Cameron is supposed to have appointed his cabinet, but Hay's dad was complaining he'd yet to hear who is running the Colonial Office, the Ministry of Food or indeed the Ministry of Information.

Last night we had some walkers turn up on our doorstep at 8pm asking if they could camp in our field. They're doing a sponsored walk from Cardiff to London in aid of some mental health charities and I was surprised to find from Google Maps we're slap-bang on the route.

Yesterday I was thinking about inequality - the reason being that No.1 Son did his AS Level Economics exam on Monday and had been asking me all manner of silly questions that made me think.

The common mantra of the left is that the rich are getting richer and the poor are getting poorer, and I wanted to see if this is true. I started off by thinking back some 100 years, when even middle class people had maids and domestic servants. Few, if any, middle income people retain staff these days - good staff are so hard to come by, don't you find....

In the 1800s, some 10 to 14% of the British population was engaged in domestic service.

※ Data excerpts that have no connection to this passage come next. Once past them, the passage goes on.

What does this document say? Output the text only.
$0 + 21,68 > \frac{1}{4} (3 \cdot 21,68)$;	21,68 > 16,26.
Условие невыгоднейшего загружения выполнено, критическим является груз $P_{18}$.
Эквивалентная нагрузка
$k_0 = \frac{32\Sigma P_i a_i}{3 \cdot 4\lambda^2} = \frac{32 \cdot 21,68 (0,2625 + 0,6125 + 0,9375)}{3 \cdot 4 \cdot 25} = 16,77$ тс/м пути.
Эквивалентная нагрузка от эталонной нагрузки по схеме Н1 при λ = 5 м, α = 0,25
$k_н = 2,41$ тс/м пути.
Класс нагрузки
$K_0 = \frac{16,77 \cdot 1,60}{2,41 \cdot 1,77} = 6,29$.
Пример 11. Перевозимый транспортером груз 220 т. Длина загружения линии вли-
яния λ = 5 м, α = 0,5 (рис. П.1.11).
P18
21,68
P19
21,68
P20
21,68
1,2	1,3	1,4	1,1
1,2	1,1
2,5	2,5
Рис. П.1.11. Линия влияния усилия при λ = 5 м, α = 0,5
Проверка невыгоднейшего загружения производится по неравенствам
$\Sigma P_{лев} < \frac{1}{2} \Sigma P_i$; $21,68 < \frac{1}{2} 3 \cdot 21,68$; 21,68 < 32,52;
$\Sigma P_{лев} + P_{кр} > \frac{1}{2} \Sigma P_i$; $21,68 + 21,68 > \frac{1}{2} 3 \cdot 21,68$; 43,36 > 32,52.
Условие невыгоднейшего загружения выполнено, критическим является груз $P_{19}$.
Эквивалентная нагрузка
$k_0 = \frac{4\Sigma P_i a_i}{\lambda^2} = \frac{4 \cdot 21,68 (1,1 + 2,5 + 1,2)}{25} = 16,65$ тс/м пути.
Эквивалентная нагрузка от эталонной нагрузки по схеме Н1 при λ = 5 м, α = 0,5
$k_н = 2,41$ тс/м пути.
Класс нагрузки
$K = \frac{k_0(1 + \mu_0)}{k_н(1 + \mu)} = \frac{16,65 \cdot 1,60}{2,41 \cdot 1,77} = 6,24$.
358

These days it's a luxury item reserved for only the very wealthy - 0.3% of the population is engaged in domestic service today. Or so I thought.

When you think about it, domestic service has been compartmentalised and outsourced.
  • We go out to eat, having other people cook our dinners,
  • Some people send their laundry out to be washed or dry cleaned,
  • Some people have a gardener come once a week or fortnight,
  • Tesco and their ilk will even do your grocery shopping for you,
  • Many have a woman who does, doing it once a week,
  • Childcare is performed by 3rd parties.
There are so many instances of us having domestic help, but sharing it out and no longer having to house our staff.

That said, the domestic service figure for Germany is 0.7% and for the USA it's 0.6% - double the UK figure - although it's only 0.005% in Sweden. In Brazil, apparently, it's not unusual for a teacher to have one or even two servants.

Domestic servants are not necessarily highly skilled and can be said to be at the low end of the pay scale, yet very few can afford to hire a dedicated body on a minimum wage.

At the other end of the scale, rich people (and I mean very rich) can simultaneously lose half their worth in a single market downturn, leading to a large drop in inequality,

The chart below shows the UK inequality index (using a variety of metrics - Gini and percentiles) since 1961 (BHC means before housing costs and AHC means....well, you guessed it):

As you can see, inequality jumped in the 1980s with Thatcherism, deregulation and the free market, and again under the last years of the Blair government, but curiously it has reduced since the 2010 election on all scales of measurement. The 2009 crash probably had much to do with that and fortunes being wiped out at a stroke.

Now the left may go on about the use of food banks increasing, but food banks are a relatively new innovation, and if you provide a service then people are going to use it, and as more people get to hear of it, even more people will use it. Therefore using food banks as an argument for an increase in inequality is somewhat disingenuous. My own theory is that the increasing use of food banks also has a lot to do with a creaking social security system whereby social security payments are delayed, and not an actual rise in inequality. At least that's what people who frequent food banks or deal with people on the poverty line seem to be saying.

However, having said all the above, the drop in the percentage of people being employed in domestic service had a lot to do with the advent of domestic appliances, which freed up women to enter the workforce.